Me, Deb and Fish with Red Peas after the costume
by Natalia Goncharova for Sadko
Sergei Diaghilev established the Ballet Russes in 1909 to perform ballets that embraced all things modern. The productions were true collaborations among leading composers, choreographers, dancers, and artists, the likes of which the world had never seen. (Think Stravinsky, Balanchine, Nijinsky and Dali.)
Stravinsky's The Firebird was created for the Ballet Russes and was performed as part of the program that toured the United States in 1916. In a tip of its hat to the exhibit, the Naples Philharmonic performed The Firebird at its March concert.
|Floating Les Ballet Russes costumes|
We learned about a serendipitous meeting between de Borchgrave and Picasso that surely made her recreation of the artists' costumes even more special. I mentioned in my earlier post that de Borchgrave's love of art developed at a young age.
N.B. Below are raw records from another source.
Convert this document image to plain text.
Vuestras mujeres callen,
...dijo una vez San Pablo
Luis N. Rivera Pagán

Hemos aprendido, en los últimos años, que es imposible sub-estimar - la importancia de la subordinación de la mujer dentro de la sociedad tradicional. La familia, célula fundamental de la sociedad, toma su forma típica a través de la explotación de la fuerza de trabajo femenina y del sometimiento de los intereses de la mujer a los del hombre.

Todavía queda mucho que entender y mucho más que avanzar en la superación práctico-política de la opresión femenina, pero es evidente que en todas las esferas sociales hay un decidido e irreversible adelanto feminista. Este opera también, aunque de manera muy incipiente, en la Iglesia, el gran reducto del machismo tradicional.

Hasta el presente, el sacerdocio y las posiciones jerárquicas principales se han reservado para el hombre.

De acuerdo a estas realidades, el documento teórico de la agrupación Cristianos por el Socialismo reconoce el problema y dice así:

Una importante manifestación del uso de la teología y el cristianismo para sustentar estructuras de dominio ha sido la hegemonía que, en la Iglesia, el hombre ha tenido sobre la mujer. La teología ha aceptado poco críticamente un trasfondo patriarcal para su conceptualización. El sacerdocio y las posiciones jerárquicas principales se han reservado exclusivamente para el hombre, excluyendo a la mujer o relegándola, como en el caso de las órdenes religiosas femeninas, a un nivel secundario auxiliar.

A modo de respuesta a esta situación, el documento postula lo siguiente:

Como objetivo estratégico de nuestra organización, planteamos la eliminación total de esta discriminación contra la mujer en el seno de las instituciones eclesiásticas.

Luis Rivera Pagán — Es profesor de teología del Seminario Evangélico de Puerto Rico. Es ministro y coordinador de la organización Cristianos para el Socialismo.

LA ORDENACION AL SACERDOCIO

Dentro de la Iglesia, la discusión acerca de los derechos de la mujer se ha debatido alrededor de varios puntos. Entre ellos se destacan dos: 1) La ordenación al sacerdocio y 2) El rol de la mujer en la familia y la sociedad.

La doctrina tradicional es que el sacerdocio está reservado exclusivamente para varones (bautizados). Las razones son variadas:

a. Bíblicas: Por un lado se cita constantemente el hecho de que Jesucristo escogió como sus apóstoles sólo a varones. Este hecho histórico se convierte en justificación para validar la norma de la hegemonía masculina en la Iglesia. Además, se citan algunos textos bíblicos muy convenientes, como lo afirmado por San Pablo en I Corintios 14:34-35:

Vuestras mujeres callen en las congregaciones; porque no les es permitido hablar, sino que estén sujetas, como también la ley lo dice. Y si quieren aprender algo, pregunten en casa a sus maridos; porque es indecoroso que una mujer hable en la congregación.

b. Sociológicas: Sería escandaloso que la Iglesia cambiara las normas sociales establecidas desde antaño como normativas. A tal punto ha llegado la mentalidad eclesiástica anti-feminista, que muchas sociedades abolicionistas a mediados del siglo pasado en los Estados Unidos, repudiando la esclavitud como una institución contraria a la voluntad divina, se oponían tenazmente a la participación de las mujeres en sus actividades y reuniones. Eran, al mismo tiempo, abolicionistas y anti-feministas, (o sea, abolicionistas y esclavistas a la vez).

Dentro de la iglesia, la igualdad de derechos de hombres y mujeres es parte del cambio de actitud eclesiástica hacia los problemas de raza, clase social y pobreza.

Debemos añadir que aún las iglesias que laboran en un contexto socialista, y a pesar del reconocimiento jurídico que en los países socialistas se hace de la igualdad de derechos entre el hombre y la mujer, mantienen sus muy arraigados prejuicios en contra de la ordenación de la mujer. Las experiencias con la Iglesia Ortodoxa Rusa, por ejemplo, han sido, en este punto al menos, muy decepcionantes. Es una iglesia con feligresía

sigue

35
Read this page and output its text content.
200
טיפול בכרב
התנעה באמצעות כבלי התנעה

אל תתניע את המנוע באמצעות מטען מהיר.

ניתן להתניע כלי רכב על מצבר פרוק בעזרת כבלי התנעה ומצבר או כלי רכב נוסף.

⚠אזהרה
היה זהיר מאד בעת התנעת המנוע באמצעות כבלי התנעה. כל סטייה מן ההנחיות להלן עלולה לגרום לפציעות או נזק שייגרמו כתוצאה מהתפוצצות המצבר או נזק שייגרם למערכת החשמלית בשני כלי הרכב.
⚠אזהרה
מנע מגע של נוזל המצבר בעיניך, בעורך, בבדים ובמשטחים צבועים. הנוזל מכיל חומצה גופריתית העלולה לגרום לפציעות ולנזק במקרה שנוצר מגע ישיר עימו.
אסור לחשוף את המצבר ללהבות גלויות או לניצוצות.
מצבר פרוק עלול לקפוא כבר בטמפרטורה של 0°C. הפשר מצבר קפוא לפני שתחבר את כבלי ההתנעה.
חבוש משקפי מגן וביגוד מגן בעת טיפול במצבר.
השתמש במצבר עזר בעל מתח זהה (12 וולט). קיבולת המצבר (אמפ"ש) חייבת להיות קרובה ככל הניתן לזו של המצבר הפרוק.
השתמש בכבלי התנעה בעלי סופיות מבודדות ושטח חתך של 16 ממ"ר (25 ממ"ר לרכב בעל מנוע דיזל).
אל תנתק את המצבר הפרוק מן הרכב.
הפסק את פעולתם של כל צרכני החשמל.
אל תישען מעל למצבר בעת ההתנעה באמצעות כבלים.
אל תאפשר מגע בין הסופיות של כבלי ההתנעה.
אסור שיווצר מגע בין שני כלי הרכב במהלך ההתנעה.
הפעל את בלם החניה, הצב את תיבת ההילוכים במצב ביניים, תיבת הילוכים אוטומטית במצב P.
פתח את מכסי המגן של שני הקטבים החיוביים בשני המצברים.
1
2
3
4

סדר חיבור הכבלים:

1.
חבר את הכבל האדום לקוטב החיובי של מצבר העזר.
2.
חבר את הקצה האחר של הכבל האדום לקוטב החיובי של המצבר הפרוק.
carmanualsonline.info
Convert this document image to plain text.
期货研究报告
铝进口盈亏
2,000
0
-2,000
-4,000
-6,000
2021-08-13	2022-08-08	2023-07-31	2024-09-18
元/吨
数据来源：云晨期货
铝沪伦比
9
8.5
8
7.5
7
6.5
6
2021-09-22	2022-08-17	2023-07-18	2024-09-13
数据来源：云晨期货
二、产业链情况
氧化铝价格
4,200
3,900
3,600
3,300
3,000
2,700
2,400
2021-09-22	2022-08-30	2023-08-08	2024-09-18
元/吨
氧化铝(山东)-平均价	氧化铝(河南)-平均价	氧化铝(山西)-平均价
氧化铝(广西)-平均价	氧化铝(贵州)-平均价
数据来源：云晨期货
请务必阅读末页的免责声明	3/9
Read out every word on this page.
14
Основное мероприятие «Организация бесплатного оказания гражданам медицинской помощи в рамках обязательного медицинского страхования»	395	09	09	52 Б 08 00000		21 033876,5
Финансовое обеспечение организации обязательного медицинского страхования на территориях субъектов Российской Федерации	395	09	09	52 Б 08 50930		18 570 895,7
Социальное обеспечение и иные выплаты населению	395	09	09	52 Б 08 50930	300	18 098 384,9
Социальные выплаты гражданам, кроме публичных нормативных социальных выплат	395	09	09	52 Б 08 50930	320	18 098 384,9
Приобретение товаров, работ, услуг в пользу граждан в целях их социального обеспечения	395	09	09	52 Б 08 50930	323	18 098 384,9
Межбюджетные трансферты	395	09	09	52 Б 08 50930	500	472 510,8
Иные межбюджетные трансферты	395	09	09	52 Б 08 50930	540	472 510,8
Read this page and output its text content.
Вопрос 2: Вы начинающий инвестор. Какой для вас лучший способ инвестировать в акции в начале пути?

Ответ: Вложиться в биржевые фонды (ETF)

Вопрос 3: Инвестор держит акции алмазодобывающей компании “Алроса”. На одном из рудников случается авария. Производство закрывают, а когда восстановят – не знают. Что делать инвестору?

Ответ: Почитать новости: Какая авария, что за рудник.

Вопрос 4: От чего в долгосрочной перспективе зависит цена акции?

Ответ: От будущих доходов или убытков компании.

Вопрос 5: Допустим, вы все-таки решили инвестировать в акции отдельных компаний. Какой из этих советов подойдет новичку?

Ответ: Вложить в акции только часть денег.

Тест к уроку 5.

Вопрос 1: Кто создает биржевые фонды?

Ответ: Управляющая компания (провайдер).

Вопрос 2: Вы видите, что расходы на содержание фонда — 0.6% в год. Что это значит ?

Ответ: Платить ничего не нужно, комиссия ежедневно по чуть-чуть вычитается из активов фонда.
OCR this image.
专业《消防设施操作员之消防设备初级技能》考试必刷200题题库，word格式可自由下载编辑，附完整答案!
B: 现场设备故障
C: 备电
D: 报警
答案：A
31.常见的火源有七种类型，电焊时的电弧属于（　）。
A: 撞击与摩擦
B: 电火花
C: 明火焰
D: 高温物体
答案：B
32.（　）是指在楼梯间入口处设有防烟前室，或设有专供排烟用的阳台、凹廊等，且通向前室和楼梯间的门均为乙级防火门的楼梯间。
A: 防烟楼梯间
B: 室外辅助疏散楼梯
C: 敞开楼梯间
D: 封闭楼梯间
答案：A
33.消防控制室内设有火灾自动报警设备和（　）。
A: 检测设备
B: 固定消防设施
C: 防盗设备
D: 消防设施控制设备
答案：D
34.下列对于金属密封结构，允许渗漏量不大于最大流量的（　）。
As the story goes, a ten year old Isabelle was vacationing with her family at the beach in the South of France. Isabelle found the sand a nice medium for her drawings. Picasso wandered by and commented favorably on her work. It's one of those things even a child would tend to remember.
"Iksender" after a costume by Leon Baker for
The Flower of Immortality and "Chinese
Conjurer" by Picasso for Parade
De Borchgrave's artistic skill set extends beyond paper sculpting to painting on canvas and sculpting in bronze. She has not yet learned to work in copper, though, so one of the artists in her studio is tasked with this job.
Deb and I took in Fashioning Art from Paper on its last weekend at Artis-Naples. (Talk about cutting it close!) I don't know if there's an interim stop, but if you happen to be in Atlanta this fall, the exhibit will be on display at SCAD FASH from Oct. 24 - Jan. 12. Looking to the future, our docent told us de Borchgrave is working on an exhibit based on Frida Kahlo. I can easily envision how exciting that would be.
A huge thanks goes out to Artis-Naples (and the other organizing museums) for bringing Fashioning Art from Paper to Southwest Florida. It was truly a remarkable show.